Larissa não demora nadinha para entrar na saleta monótona, enquanto eu me arrasto a passos lentos e nada determinados, me questionando como acabei nessa situação. É uma tortura imensa fechar a porta atrás de mim e encarar o relógio de parede do Sr. Martins, fazendo tic tac sem parar, acima do seu mapa mundi desgastado. Também deve ser considerado tortura sentar em sua poltrona velha e ainda quente de tanto ver bundas adolescentes arrependidas.
— Então, Srta. Torres... — ele começa — Estou assumindo que você trouxe todos os papéis da transferência?
Larissa faz que sim com a cabeça e começa a remexer em sua pochete, tirando um punhado de papéis amassados de lá de dentro. Sem conseguir assistir a cena completa, levanto minha mão de um jeito acanhado, como se estivesse na sala de aula.

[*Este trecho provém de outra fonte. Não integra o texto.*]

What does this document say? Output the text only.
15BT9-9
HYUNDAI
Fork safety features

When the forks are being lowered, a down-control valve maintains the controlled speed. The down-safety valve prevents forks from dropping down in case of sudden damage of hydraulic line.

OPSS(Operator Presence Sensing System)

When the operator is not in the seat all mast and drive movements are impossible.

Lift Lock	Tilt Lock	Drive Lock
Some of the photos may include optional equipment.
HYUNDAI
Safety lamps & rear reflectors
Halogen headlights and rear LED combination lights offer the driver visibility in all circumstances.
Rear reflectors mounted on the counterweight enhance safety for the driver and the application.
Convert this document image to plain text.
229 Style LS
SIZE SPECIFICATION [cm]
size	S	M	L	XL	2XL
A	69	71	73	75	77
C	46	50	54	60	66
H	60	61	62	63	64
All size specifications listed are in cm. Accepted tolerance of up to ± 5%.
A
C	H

— Hm... Com licença — falo quando ele olha na minha direção, uma sobrancelha levantada — Desculpa a pergunta, mas o que exatamente eu tenho a ver com a transferência dela?
Transferência essa que, inclusive, é bem estranha. Fazer uma matrícula meses depois das aulas terem começado já é esquisito, ser transferida é mais suspeito ainda.
O diretor suspira e dá um sorriso, antes de se sentar em sua cadeira. Sinto mais um calafrio diante da cena.
— Nada, exatamente — ele diz, colocando as mãos na mesa — Só imaginei que, como vocês estavam juntas e pareciam ser amigas, você poderia ajudá-la com o processo de adaptação...
Sua fala faz meu corpo se arquear em desespero. Eu sempre soube que não era boa em disfarçar minhas expressões e a forma como Larissa segura uma risada me diz isso com clareza. Um sorriso sem graça surge em meu rosto enquanto eu balanço a cabeça.
— Acho que houve um mal entendido...
— Não, nada disso — Larissa interrompe — Somos muito próximas mesmo.
— Não, não somos. E não tenho tempo nem capacidade para introduzir ninguém ao colégio na metade do semestre...
— Claro que tem! — Mais uma vez, Larissa diz — Você teve tempo de ir até o...
Dou um chute em sua canela antes que ela possa terminar de falar e ela solta um ruído estranho enquanto se encolhe na cadeira, levantando a mão em protesto. A única reação que consigo esboçar diante da expressão confusa do Sr. Martins na minha frente é um sorriso amarelo e um olhar esperançoso de que ele não vai me deixar confinada com essa lunática perseguidora.